Kornikowo - Forum stolarskie

Inne tematy => Chemia do DREWNA - kleje, lakiery, bejce, oleje, itd. => Wątek zaczęty przez: Marcin11 w 2020-04-22 | 15:07:46

Tytuł: Olej lniany gotowany itp. czy warto samemu - względy ekonomiczne?
Wiadomość wysłana przez: Marcin11 w 2020-04-22 | 15:07:46
Witam,
Zastanawiam się nad kwestią oleju, dotychczas korzystałem z marketowego (mieszanka zawierająca olej tungowy) i śmierdziało to, chociaż działało ;), niemniej niezależnie od przyczyny, przeglądam forum, Internet i są różne pomysły - olej lniany surowy (długo wysycha, jełczeje, ale tani), olej lniany gotowany (bez domieszek drogi ponad 50PLN litr, z domieszkami (marketowy) względem surowego też drogi), olej tungowy drogi (ok. 50PLN litr), mieszanki z woskiem itp., olej duński też cenowo drogie.
Pomysł taki mi przyszedł, aby kupić olej lniany surowy (tylko czy każdy się nadaje?) i go gotować samemu (obejrzałem filminiki na ytb, wiem o kontrolowaniu temperatury i niebezpieczeństwie, ale da się to zrobić - mam możliwość na zewnątrz).
Czytając forum, wiem że niektórzy sami przygotowują mieszanki oleju z woskiem, ale czy ktoś sam gotuje olej lniany, czy warto w to bawić się?
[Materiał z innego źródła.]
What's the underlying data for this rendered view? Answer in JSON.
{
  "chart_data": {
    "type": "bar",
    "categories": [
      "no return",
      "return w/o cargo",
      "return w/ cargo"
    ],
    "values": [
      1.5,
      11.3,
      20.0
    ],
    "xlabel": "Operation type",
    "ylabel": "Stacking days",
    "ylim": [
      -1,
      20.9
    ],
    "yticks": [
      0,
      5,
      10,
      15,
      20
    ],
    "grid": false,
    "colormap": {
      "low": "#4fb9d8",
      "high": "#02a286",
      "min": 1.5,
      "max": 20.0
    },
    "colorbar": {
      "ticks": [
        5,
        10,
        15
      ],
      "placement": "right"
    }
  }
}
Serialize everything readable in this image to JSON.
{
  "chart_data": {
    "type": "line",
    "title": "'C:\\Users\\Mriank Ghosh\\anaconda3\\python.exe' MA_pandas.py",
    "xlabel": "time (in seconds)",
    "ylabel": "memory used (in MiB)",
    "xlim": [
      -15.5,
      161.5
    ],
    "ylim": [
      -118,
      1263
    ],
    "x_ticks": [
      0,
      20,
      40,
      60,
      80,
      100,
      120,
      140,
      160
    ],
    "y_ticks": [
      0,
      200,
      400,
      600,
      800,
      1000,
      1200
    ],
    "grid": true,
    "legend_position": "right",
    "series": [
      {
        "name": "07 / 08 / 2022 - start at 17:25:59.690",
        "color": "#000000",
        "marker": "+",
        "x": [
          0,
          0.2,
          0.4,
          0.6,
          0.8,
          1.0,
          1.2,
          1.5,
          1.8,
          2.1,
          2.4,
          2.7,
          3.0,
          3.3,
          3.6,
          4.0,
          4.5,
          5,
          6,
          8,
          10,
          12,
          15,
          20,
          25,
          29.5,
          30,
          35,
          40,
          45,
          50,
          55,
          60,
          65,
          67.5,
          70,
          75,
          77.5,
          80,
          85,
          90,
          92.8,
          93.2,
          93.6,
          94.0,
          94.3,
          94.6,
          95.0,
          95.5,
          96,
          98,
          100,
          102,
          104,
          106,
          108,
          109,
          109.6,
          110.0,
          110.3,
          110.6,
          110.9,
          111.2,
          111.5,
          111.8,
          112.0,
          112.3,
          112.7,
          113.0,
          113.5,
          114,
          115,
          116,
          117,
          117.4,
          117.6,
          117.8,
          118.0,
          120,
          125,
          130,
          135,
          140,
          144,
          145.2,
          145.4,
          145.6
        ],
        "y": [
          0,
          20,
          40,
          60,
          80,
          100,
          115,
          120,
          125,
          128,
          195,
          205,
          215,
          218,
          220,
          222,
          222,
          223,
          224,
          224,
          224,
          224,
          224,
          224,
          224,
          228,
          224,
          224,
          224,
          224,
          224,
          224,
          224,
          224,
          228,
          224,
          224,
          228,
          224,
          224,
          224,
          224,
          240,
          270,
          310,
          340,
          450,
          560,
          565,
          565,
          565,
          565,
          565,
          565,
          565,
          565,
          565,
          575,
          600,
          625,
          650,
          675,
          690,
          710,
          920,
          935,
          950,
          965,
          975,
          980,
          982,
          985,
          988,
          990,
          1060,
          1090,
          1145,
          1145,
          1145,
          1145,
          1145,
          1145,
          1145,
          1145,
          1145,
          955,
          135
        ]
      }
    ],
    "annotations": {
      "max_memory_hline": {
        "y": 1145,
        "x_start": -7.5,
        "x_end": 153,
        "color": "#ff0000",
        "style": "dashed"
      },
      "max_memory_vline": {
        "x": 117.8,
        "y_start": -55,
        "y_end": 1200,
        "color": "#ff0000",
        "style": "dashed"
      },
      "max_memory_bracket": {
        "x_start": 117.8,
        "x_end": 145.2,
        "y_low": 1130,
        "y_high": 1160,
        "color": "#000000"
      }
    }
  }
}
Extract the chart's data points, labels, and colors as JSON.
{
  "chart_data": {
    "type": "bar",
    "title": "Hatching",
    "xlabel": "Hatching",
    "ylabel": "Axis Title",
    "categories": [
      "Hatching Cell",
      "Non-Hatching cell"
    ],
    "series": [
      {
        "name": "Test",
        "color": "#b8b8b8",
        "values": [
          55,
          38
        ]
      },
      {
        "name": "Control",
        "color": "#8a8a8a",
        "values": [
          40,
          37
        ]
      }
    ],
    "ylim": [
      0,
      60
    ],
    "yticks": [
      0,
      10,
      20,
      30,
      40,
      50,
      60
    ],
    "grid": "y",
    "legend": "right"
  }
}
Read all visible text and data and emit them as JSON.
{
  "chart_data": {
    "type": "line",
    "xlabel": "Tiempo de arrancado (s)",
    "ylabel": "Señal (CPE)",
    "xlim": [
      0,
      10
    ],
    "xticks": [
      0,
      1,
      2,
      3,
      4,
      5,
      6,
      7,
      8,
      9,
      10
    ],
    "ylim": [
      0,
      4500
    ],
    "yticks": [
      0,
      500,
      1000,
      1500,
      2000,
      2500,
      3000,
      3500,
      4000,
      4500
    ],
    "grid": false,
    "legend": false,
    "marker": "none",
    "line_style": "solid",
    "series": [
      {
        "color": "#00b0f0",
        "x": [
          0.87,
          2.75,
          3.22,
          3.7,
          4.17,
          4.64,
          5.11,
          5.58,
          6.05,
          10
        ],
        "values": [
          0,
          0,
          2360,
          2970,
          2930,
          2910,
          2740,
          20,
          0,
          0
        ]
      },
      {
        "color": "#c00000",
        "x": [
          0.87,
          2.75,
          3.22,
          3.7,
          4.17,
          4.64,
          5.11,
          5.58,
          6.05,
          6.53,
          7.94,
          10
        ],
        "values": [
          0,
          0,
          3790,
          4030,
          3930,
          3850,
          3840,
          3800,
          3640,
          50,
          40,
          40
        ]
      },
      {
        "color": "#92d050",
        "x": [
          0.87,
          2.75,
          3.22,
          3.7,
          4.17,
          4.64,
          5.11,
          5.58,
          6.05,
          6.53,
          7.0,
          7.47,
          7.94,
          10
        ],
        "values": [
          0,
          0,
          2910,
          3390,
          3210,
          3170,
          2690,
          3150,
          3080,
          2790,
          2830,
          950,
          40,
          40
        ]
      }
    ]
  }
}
Tytuł: Odp: Olej lniany gotowany itp. czy warto samemu - względy ekonomiczne?
Wiadomość wysłana przez: M.ChObi w 2020-04-22 | 15:10:13
@eso (https://kornikowo.pl/index.php?action=profile;u=35)
@Łukasz G
@tomekz (https://kornikowo.pl/index.php?action=profile;u=200)

??
Tytuł: Odp: Olej lniany gotowany itp. czy warto samemu - względy ekonomiczne?
Wiadomość wysłana przez: pinkpixel w 2020-04-22 | 15:23:40
czy warto w to bawić się?
Nie.
Tytuł: Odp: Olej lniany gotowany itp. czy warto samemu - względy ekonomiczne?
Wiadomość wysłana przez: tomekz w 2020-04-22 | 15:48:51
Jak  potrzebujesz dużo oleju  to gotuj  , ale dużo zachodu przy tej robocie . A pokost Ci nie pasi ?
Tytuł: Odp: Olej lniany gotowany itp. czy warto samemu - względy ekonomiczne?
Wiadomość wysłana przez: Marcin11 w 2020-04-22 | 17:09:26
Olej bardziej uniwersalny z tego co wyczytałem, Pokostu nigdy nie używałem. Oleju będę potrzebował do wielu różnych rzeczy, np. do odnawiania narzędzi, na co później mogę dać szelak, wosk czy in., na pokost raczej tego już nie daje się, z tego co czytałem sam pokost wystarcza, ale nie daje takiego efektu naturalności drewna jak olej.
Tytuł: Odp: Olej lniany gotowany itp. czy warto samemu - względy ekonomiczne?
Wiadomość wysłana przez: umil w 2020-04-22 | 19:56:45
Ja kupiłem za 20zł litr w sklepie plastycznym. Byłem przekonany, że jak do malarstwa to nie będzie jełczejący ale faktycznie napisane tylko, że rafinowany, a mi się wydawało, że rafinowanie to taka destylacja i że to temperaturowo. Różnica ceny daje mi teraz jednak do myślenia.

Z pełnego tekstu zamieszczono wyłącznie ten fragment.